The Hemostatic Management of Postpartum Hemorrhage

Hemostasis July 4, 2025 1 hr
Speakers
Prof. Andra H James, MD, MPH
Professor Emeritus Department of Obstetrics & Gynecology USA

About This Webinar

Postpartum hemorrhage (PPH) is one of the leading causes of maternal morbidity and mortality worldwide. It is typically defined as blood loss exceeding 500 milliliters following vaginal delivery or more than 1000 milliliters after cesarean section. The condition can escalate rapidly, leading to hypovolemic shock, coagulopathy, and death if not managed effectively. The most common causes of PPH are summarized by the «4 Ts»: uterine atony (Tone), retained placental tissue (Tissue), genital tract trauma (Trauma), and coagulation disorders (Thrombin).

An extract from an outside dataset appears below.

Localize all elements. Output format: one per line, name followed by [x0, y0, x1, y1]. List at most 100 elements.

Hemostatic management of PPH begins with rapid clinical assessment and stabilization of the patient. Immediate interventions include establishing large-bore intravenous access, initiating fluid resuscitation, and preparing for blood transfusion. Uterine massage and administration of uterotonic agents such as oxytocin are frontline treatments to stimulate uterine contraction and reduce bleeding. Pharmacologic strategies play a central role in hemostatic control. Tranexamic acid (TXA), an antifibrinolytic agent, has been proven to significantly reduce mortality from PPH when administered within three hours of bleeding onset. Transfusion of blood components is often necessary in severe PPH, guided by the patient’s hemodynamic status and laboratory findings. Point-of-care testing, such as viscoelastic testing, allows for targeted transfusion strategies. Fibrinogen levels should be maintained above 2 grams per liter, often requiring supplementation with cryoprecipitate or fibrinogen concentrate.

When pharmacologic measures are insufficient, mechanical or surgical interventions are warranted. In cases where all conservative efforts fail, hysterectomy may be required to save the patient’s life. Hospitals should have welldeveloped massive transfusion protocols and multidisciplinary teams ready to respond rapidly to obstetric hemorrhage. The effective hemostatic management of postpartum hemorrhage depends on early recognition, timely medical and surgical intervention, and coordinated multidisciplinary care. The implementation of evidence-based guidelines and continued education for healthcare providers are essential to improving maternal outcomes in the face of this obstetric emergency.
During this webinar, clinicians, clinical pathologists, PhDs and clinical laboratory staff will have the opportunities to update their knowledge on PPH, how core lab and point of care tesing may help prevent deleterious outcome.